The common wisdom was that money market funds were “unrunnable,” because all withdrawals (redemptions) could be met by selling the assets of the fund. The illusion was shattered in September 2008. The pioneering Reserve Fund had large holdings of commercial paper issued by Lehman Brothers; the failure of Lehman triggered redemption requests for more than $20 billion on September 15, but less than half could be honored by selling assets since the markets were frozen. By the end of the next day, more than $40 billion of redemption requests were received. On the seventeenth, redemption requests were surging at all money market funds, but the funds were unable to sell any but their safest and shortest term securities. The commercial paper market froze and with it the capacity of issuers—both financial institutions and industrial companies—to raise the funds needed for day-to-day functioning.

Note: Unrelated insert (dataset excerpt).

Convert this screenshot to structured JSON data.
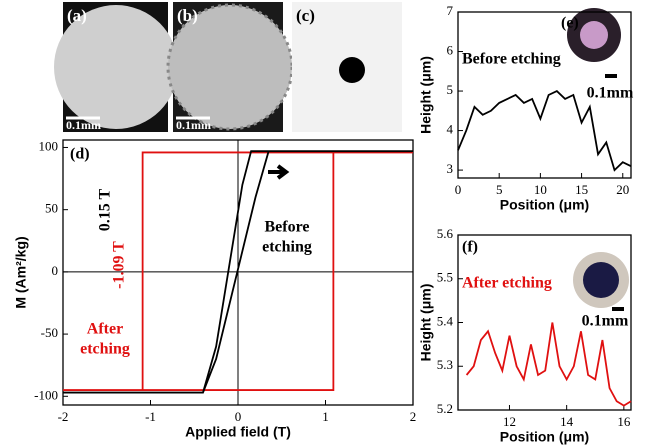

It would be silly to say that the policies adopted in response to this—TARP and the AIG bailout, primarily—were the only possible responses. But absent some kind of (nominally) costly and unpopular bailout we would have had a costly and unpopular sequence in which people’s “safe” money market accounts were wiped out, to say nothing of perfectly solvent firms being suddenly unable to meet payroll.

And the problem here was quite abstract and general. We had all these accounts that households and firms were treating like super-safe unrunnable deposits when they were, in fact, vulnerable to runs. The specific incident was touched off by Lehman Brothers’ bankruptcy which, in turn, was driven by housing bubble issues but even had that whole episode been avoided the vulnerability was still lurking there.